Il ct dell’Inghilterra esorta gli allenatori della Premiership a esperienze down under. E i risultati parlano chiaro…
Dall’insediamento sulla panchina del XV della Rosa di Eddie Jones, l’Inghilterra ha vinto ovunque e contro chiunque. Alla prova di forza mostrata durante il Sei Nazioni, culminato con il Grande Slam, ha fatto seguito la sorprendente cavalcata trionfale nella serie di test match contro l’Australia, ridotta ai minimi termini con un perentorio 0-3 che non ha lasciato spazio ad interpretazioni di ogni sorta. Anzi, a qualcuna sì. Ad esempio, a come l’Inghilterra abbia cambiato volto e si sia rigenerata solo con l’arrivo di Eddie Jones, un tecnico proveniente dall’Emisfero Sud e capace di ridare vigore ad una nazione avvilita dalla Coppa del Mondo ed ormai etichettata come incompiuta.

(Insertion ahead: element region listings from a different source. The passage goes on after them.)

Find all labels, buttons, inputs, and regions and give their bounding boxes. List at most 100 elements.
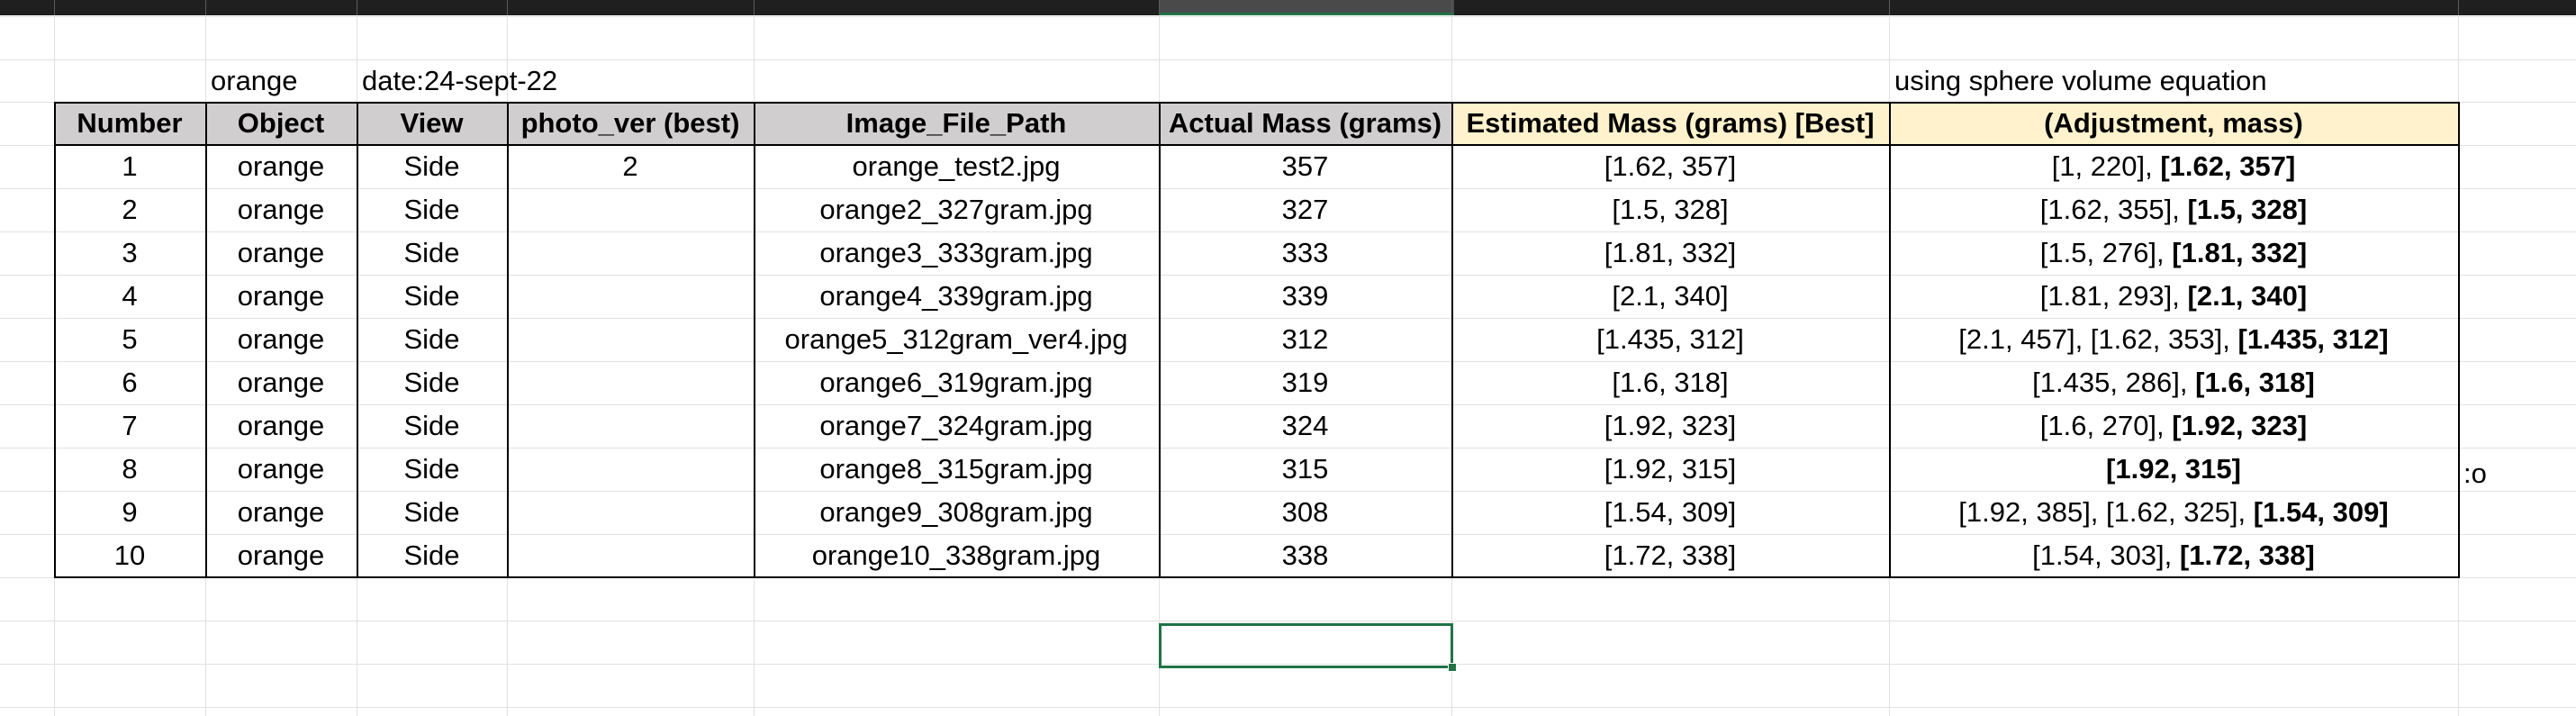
- cell-actual-mass[interactable]: 308: [1281, 496, 1329, 528]
- cell-photo-ver[interactable]: [507, 231, 754, 275]
- cell-view[interactable]: Side: [403, 539, 460, 571]
- cell-photo-ver[interactable]: [507, 318, 754, 361]
- cell-view[interactable]: Side: [403, 367, 460, 398]
- cell-number[interactable]: 3: [122, 237, 138, 268]
- header-estimated-mass[interactable]: Estimated Mass (grams) [Best]: [1466, 107, 1875, 139]
- cell-view[interactable]: Side: [403, 237, 460, 268]
- cell-estimated-mass[interactable]: [1.435, 312]: [1596, 323, 1744, 355]
- cell-actual-mass[interactable]: 339: [1281, 280, 1329, 312]
- header-object[interactable]: Object: [237, 107, 325, 139]
- cell-adjustment-mass[interactable]: [1.62, 355], [1.5, 328]: [1889, 188, 2458, 231]
- cell-adjustment-mass[interactable]: [1, 220], [1.62, 357]: [1889, 145, 2458, 188]
- cell-adjustment-mass[interactable]: [1.92, 385], [1.62, 325], [1.54, 309]: [1889, 491, 2458, 534]
- cell-view[interactable]: Side: [403, 150, 460, 182]
- header-photo-ver[interactable]: photo_ver (best): [520, 107, 740, 139]
- cell-actual-mass[interactable]: 312: [1281, 323, 1329, 355]
- cell-estimated-mass[interactable]: [1.54, 309]: [1604, 496, 1737, 528]
- cell-view[interactable]: Side: [403, 496, 460, 528]
- cell-number[interactable]: 7: [122, 410, 138, 441]
- cell-view[interactable]: Side: [403, 194, 460, 225]
- cell-number[interactable]: 6: [122, 367, 138, 398]
- cell-estimated-mass[interactable]: [1.92, 323]: [1604, 410, 1737, 441]
- cell-adjustment-mass[interactable]: [1.54, 303], [1.72, 338]: [1889, 534, 2458, 577]
- fill-handle[interactable]: [1448, 663, 1457, 672]
- cell-object[interactable]: orange: [237, 453, 325, 485]
- cell-image-file-path[interactable]: orange8_315gram.jpg: [819, 453, 1093, 485]
- adjustment-best: [1.62, 357]: [2160, 150, 2296, 182]
- table-border-line: [1451, 102, 1453, 577]
- header-number[interactable]: Number: [77, 107, 183, 139]
- cell-estimated-mass[interactable]: [2.1, 340]: [1612, 280, 1729, 312]
- label-method-note[interactable]: using sphere volume equation: [1894, 65, 2267, 96]
- cell-estimated-mass[interactable]: [1.62, 357]: [1604, 150, 1737, 182]
- cell-photo-ver[interactable]: 2: [622, 150, 638, 182]
- cell-photo-ver[interactable]: [507, 404, 754, 448]
- cell-estimated-mass[interactable]: [1.81, 332]: [1604, 237, 1737, 268]
- selected-column-header[interactable]: [1159, 0, 1454, 15]
- cell-object[interactable]: orange: [237, 237, 325, 268]
- cell-actual-mass[interactable]: 319: [1281, 367, 1329, 398]
- cell-object[interactable]: orange: [237, 194, 325, 225]
- header-adjustment-mass[interactable]: (Adjustment, mass): [2044, 107, 2303, 139]
- cell-number[interactable]: 4: [122, 280, 138, 312]
- cell-number[interactable]: 8: [122, 453, 138, 485]
- table-border-line: [54, 576, 2460, 578]
- cell-actual-mass[interactable]: 324: [1281, 410, 1329, 441]
- cell-image-file-path[interactable]: orange9_308gram.jpg: [819, 496, 1093, 528]
- cell-estimated-mass[interactable]: [1.6, 318]: [1612, 367, 1729, 398]
- cell-actual-mass[interactable]: 357: [1281, 150, 1329, 182]
- cell-object[interactable]: orange: [237, 280, 325, 312]
- cell-adjustment-mass[interactable]: [1.435, 286], [1.6, 318]: [1889, 361, 2458, 404]
- cell-photo-ver[interactable]: [507, 275, 754, 318]
- cell-actual-mass[interactable]: 327: [1281, 194, 1329, 225]
- cell-number[interactable]: 5: [122, 323, 138, 355]
- cell-estimated-mass[interactable]: [1.72, 338]: [1604, 539, 1737, 571]
- cell-photo-ver[interactable]: [507, 448, 754, 491]
- label-date[interactable]: date:24-sept-22: [362, 65, 558, 96]
- cell-image-file-path[interactable]: orange3_333gram.jpg: [819, 237, 1093, 268]
- header-view[interactable]: View: [400, 107, 464, 139]
- cell-photo-ver[interactable]: [507, 491, 754, 534]
- active-cell-selection[interactable]: [1159, 623, 1453, 668]
- cell-number[interactable]: 1: [122, 150, 138, 182]
- cell-adjustment-mass[interactable]: [2.1, 457], [1.62, 353], [1.435, 312]: [1889, 318, 2458, 361]
- cell-image-file-path[interactable]: orange7_324gram.jpg: [819, 410, 1093, 441]
- cell-view[interactable]: Side: [403, 410, 460, 441]
- gridline-horizontal: [0, 491, 2576, 492]
- cell-image-file-path[interactable]: orange2_327gram.jpg: [819, 194, 1093, 225]
- header-actual-mass[interactable]: Actual Mass (grams): [1168, 107, 1442, 139]
- cell-object[interactable]: orange: [237, 539, 325, 571]
- cell-image-file-path[interactable]: orange6_319gram.jpg: [819, 367, 1093, 398]
- cell-object[interactable]: orange: [237, 496, 325, 528]
- cell-photo-ver[interactable]: [507, 361, 754, 404]
- adjustment-history: [1.92, 385], [1.62, 325],: [1958, 496, 2254, 528]
- cell-estimated-mass[interactable]: [1.92, 315]: [1604, 453, 1737, 485]
- cell-actual-mass[interactable]: 315: [1281, 453, 1329, 485]
- cell-adjustment-mass[interactable]: [1.92, 315]: [1889, 448, 2458, 491]
- cell-estimated-mass[interactable]: [1.5, 328]: [1612, 194, 1729, 225]
- cell-view[interactable]: Side: [403, 453, 460, 485]
- cell-image-file-path[interactable]: orange5_312gram_ver4.jpg: [784, 323, 1128, 355]
- cell-adjustment-mass[interactable]: [1.5, 276], [1.81, 332]: [1889, 231, 2458, 275]
- cell-image-file-path[interactable]: orange10_338gram.jpg: [811, 539, 1101, 571]
- cell-actual-mass[interactable]: 338: [1281, 539, 1329, 571]
- cell-number[interactable]: 2: [122, 194, 138, 225]
- cell-object[interactable]: orange: [237, 367, 325, 398]
- label-fruit[interactable]: orange: [211, 65, 298, 96]
- cell-adjustment-mass[interactable]: [1.6, 270], [1.92, 323]: [1889, 404, 2458, 448]
- cell-object[interactable]: orange: [237, 323, 325, 355]
- cell-object[interactable]: orange: [237, 150, 325, 182]
- cell-number[interactable]: 9: [122, 496, 138, 528]
- cell-view[interactable]: Side: [403, 323, 460, 355]
- cell-view[interactable]: Side: [403, 280, 460, 312]
- cell-image-file-path[interactable]: orange_test2.jpg: [852, 150, 1061, 182]
- cell-object[interactable]: orange: [237, 410, 325, 441]
- label-side-note[interactable]: :o: [2463, 458, 2487, 489]
- cell-number[interactable]: 10: [113, 539, 146, 571]
- cell-photo-ver[interactable]: [507, 534, 754, 577]
- cell-actual-mass[interactable]: 333: [1281, 237, 1329, 268]
- cell-adjustment-mass[interactable]: [1.81, 293], [2.1, 340]: [1889, 275, 2458, 318]
- header-image-file-path[interactable]: Image_File_Path: [845, 107, 1067, 139]
- cell-photo-ver[interactable]: [507, 188, 754, 231]
- cell-image-file-path[interactable]: orange4_339gram.jpg: [819, 280, 1093, 312]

Definirla una semplice coincidenza, di fatto, appare quantomai riduttivo, se si pensa alla bontà del lavoro svolto fin qui dai tecnici provenienti da sotto l’Equatore e che stanno guidando le nazionali nel Vecchio Continente: la Scozia di Vern Cotter protagonista di importanti risultati e squadra in grado di dare filo da torcere a chiunque, e poi Joe Schmidt e Warren Gatland che hanno portato nelle bacheche di Irlanda e Galles due Sei Nazioni a testa (più un tour dei Lions nel caso di Gatland). Senza dimenticare che molte delle squadre Tier Two stanno o hanno conosciuto di recente importanti momenti di crescita anche grazie al lavoro fatto in campo e fuori da tecnici dell’Emisfero australe: la Georgia di Milton Haig, il Canada di Kieran Crowley (e ora Mark Anscombe), in parte anche le Fiji di un altro neozelandese, John McKee e naturalmente il Giappone dei miracoli di Eddie Jones, autore di tre vittorie ai Mondiali e del clamoroso smacco al Sudafrica (e da poco sulla panchina degli Stati Uniti è arrivato John Mitchell, tra gli altri ex coach degli All Blacks). Non si tratta, insomma, della classica moda del momento, ma di una tendenza sempre più affermata nel corso degli anni, che vede gli allenatori down under spesso e volentieri in vantaggio rispetto ai colleghi dell’Emisfero Nord nei ballottaggi per una panchina internazionale.
Un predominio, inoltre, apparentemente difficile da contrastare nel breve/medio termine per gli allenatori del Vecchio Continente: basti pensare al prodotto offerto dal Super Rugby, espressione di una mentalità diversa rispetto a quella europea anche per quanto riguarda la guida tecnica e di una maggiore propensione alle innovazioni del gioco. Non a caso, il maggiore appeal del torneo dell’Emisfero australe rende i coach delle migliori franchigie le naturali prime scelte sul mercato per tutti, una volta che questi si liberano dalle società di appartenenza. Due nomi come Dave Rennie e Todd Blackadder, rispettivamente in uscita da Chiefs e Crusaders al termine della stagione, sono già l’oggetto del desiderio di tutto l’Emisfero boreale, mentre Jamie Jospeh (head coach degli Highlanders) è già stato messo sotto contratto dal Giappone.
Se non possono essere scavalcati nelle gerarchie, dunque, tanto vale ‘unirsi’ a loro. Ed è quello che avrà pensato, ad esempio, lo stesso Stuart Lancaster. Dimessosi al termine dei Mondiali, l’ex ct inglese aveva intuito l’andazzo già nei mesi successivi alla Rugby World Cup considerando i numerosi rumours che lo accostavano ad alcune panchine del Super Rugby, mentre di recente proprio Eddie Jones si è esposto pubblicamente nel consigliare agli allenatori d’Oltremanica di emigrare temporaneamente nell’Emisfero Sud se vogliono coltivare l’ambizione di diventare dei tecnici di livello internazionale. “I coach dei migliori club britannici dovrebbero allonatarsi della Premiership – ha dichiarato l’ex ct del Giappone a BBC Five Live – Penso sia importante per loro. Il campionato è impegnativo, ma è rugbisticamente troppisolato; il movimento ha bisogno che gli allenatori inglesi vadano ad allenare altrove. Un’esperienza in Nuova Zelanda, in Sudafrica o in Australia aiuterebbe definitivamente la loro crescita. Se Baxter e Cockerill (head coach di Chiefs e Tigers, ndr) dovrebbero tentare un’avventura nell’Emisfero Sud? Se vogliono allenare a livello internazionale al 100%”.